Bertillon’s fascination with the physical characteristics of the face was shared with another influential figure of the Victorian era, Francis Galton. Darwin’s cousin, and the founder of eugenics, Galton was obsessed by inheritance, and how traits could be passed down from generation to generation. These could be mental or physical – or in the case of the face, a combination of the two. The structure of the face, he believed, revealed something about a person’s true character.
Galton was not the first to draw this conclusion – Pythagoras wrote about it in Physiognomica – but he took it a step further by superimposing photographic images to try to capture physical features shared by particular groups, such as criminals. Galton called his images ‘composites’, but his search for the ‘criminal chin’ ended in failure. Even worse, the composites made the villains look more handsome.
Galton’s composites echo modern-day ‘morphed’ images. Morphing, digitally combining multiple images, is another technology that has been exploited by both scientists and artists. Scientists have used it and other forms of digital manipulation to explore the features of the face that underlie, for example, beauty or femininity/masculinity.Artists have used the technology in a variety of innovative ways, particularly to examine notions of individual versus group identity or to challenge stereotyping.
While physiognomic principles are, at best, of doubtful veracity, much can be read from the face. Its role in social communication also interests scientists and artists. “I was very concerned to interrogate further the relationship between the inside and the outside,” Professor Kemp explains. “If your face is your identity then what happens when you become faceless, or you can’t see other faces, or you no longer have the power to express yourself through the face?”
A poignant example is provided by clinical neurophysiologist Jonathan Cole, who in his book About Face describes ‘Mary’, a stroke patient unable to move her face. Mary felt isolated, incapable of interacting with the outside world. She died soon after.

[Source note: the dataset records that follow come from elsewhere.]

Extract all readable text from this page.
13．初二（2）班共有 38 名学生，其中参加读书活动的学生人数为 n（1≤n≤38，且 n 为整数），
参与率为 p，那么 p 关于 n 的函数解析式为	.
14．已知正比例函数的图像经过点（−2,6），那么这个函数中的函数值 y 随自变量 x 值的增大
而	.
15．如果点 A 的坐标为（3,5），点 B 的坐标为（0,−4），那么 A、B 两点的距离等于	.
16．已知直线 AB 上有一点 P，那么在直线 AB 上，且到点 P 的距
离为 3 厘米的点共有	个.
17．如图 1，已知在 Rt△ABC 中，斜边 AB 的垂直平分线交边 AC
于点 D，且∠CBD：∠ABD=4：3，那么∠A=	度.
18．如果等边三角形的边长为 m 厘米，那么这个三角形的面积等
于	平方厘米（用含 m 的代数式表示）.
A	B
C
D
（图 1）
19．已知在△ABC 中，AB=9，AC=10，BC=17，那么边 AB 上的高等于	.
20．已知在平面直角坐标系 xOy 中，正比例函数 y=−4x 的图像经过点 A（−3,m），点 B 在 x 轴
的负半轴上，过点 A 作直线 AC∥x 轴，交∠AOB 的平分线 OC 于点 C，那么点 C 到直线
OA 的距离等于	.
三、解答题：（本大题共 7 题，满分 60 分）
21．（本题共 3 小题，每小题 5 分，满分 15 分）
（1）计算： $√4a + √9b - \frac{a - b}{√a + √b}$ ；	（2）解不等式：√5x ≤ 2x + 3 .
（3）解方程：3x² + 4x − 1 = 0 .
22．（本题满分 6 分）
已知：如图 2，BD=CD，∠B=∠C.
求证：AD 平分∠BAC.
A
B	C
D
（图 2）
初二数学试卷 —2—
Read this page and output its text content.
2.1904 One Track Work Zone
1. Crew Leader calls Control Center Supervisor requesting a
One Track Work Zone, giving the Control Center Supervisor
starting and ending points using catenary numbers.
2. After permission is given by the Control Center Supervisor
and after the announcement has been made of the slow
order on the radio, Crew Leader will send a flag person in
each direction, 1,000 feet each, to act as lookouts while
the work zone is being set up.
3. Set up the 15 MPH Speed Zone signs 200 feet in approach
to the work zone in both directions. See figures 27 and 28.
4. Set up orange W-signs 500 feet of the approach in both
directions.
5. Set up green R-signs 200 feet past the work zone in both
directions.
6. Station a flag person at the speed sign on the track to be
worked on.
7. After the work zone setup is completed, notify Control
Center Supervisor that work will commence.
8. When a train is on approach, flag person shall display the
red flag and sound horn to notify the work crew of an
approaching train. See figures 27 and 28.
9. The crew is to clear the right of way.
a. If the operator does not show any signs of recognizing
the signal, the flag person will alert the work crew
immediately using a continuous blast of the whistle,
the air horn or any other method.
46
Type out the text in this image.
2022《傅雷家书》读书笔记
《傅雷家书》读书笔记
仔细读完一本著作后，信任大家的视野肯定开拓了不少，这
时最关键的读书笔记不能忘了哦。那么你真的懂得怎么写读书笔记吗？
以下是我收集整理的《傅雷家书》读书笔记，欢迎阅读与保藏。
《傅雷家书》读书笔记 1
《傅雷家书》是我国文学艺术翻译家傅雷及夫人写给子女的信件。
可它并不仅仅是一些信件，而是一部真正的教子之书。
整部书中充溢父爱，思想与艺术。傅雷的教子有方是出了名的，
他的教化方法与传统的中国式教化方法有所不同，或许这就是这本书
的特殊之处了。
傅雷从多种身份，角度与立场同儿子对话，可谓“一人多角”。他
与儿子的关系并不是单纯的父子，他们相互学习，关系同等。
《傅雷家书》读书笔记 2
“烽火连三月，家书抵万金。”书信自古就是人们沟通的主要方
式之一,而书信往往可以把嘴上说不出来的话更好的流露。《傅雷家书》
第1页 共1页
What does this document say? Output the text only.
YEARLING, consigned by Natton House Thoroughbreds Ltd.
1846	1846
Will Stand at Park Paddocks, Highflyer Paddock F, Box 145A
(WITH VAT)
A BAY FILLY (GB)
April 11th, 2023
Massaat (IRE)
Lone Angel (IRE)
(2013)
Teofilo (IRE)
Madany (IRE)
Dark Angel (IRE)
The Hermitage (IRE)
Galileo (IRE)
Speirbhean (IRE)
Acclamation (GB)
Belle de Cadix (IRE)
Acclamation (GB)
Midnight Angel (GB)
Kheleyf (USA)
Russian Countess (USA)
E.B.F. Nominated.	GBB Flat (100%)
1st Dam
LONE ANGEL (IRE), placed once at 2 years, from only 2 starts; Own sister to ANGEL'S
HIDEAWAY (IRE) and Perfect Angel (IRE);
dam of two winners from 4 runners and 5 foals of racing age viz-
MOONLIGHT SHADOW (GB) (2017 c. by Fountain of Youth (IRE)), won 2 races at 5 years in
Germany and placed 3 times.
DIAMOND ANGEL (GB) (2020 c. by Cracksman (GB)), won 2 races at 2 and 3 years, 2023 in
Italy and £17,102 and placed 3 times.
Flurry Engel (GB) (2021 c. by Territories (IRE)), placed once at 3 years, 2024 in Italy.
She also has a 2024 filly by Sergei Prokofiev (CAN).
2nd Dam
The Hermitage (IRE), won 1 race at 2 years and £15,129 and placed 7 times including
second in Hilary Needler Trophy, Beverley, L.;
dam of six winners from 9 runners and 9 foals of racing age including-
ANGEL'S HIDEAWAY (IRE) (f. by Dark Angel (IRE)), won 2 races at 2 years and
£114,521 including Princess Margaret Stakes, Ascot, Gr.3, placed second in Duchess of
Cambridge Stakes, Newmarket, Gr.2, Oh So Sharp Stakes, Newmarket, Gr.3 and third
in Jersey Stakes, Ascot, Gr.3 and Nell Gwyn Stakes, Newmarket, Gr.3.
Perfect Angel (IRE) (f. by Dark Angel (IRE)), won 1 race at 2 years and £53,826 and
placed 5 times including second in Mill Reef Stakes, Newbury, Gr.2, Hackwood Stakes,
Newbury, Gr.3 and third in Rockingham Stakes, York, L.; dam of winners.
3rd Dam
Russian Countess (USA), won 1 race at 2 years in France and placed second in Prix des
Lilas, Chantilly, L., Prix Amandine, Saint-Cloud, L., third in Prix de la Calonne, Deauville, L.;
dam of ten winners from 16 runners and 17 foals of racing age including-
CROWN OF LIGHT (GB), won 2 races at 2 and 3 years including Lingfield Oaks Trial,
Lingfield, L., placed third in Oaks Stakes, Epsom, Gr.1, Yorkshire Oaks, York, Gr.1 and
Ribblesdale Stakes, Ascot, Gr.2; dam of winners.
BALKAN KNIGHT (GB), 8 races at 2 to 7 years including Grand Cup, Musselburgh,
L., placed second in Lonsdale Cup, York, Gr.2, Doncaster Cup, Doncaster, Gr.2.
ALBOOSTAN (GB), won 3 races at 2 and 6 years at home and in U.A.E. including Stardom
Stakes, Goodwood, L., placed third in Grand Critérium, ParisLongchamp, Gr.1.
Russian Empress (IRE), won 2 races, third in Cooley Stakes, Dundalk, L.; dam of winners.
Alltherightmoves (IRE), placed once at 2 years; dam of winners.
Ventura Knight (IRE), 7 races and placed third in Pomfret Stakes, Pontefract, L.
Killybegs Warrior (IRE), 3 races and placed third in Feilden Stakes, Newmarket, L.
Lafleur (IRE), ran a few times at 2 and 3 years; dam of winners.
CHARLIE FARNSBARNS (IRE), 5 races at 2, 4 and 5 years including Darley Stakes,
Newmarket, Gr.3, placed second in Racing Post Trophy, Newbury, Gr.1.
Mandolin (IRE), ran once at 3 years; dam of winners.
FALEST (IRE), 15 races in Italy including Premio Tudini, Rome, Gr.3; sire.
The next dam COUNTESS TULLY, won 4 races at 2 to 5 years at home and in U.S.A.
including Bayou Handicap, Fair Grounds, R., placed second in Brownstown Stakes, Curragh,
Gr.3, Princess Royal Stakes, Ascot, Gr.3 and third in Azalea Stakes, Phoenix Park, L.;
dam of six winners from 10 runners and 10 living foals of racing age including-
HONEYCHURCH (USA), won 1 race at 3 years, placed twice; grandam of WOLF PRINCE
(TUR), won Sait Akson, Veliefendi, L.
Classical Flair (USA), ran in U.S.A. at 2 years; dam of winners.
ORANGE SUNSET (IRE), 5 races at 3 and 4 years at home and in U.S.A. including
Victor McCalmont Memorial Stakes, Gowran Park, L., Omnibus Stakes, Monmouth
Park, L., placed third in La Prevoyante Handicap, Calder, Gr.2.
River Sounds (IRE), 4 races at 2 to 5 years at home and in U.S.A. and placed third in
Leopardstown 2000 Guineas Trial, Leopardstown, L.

In conditions such as autism, by contrast, the ability to read meaning into facial features is impaired or absent. How faces contribute to the socially complex world in which we now live is an area of growing scientific interest, along with how impairments might be involved in schizophrenia and psychological disorders.
Digital worlds
What of the future? In medicine, imaging techniques are offering exciting possibilities for planning surgery or for creating faces desired by patients. But, says Professor Kemp, the infinite possibilities of cyberspace offer disquietening probabilities: “If you can replicate, say, beauty digitally, absolutely perfectly, what kind of impact does that have on how we want to look ourselves? There is already evidence that people are having surgery to mirror artistic or media views of what faces ought to look like.”
The impact of virtual representations of the face is, she suggests, going to be just as crucial as the physical changes achieved by the surgeon’s scalpel: “I feel passionately that, as well as being aware of the pros and cons of the face transplant and other kinds of surgical techniques, we should be looking more at the impact of imaging technology on the arts and depictions of beauty and facial acceptability, as these seem to be narrowing rather than broadening.”
To start with, she imagined the future of the face would be something like the ‘extreme’ cliched faces so beloved of Star Trek. “Although those extreme forms are interesting in terms of thinking about what a face is, I think the potential impact and dangers now lie in the now-ubiquitous faces that are impacting culturally. People are increasingly attracted to ‘impossible’ faces that can exist in the digital world but not in reality.
“Quietly, subtly in very diverse arts- and media-driven ways, there is a virtual revolution going on and we’re not really noticing it.”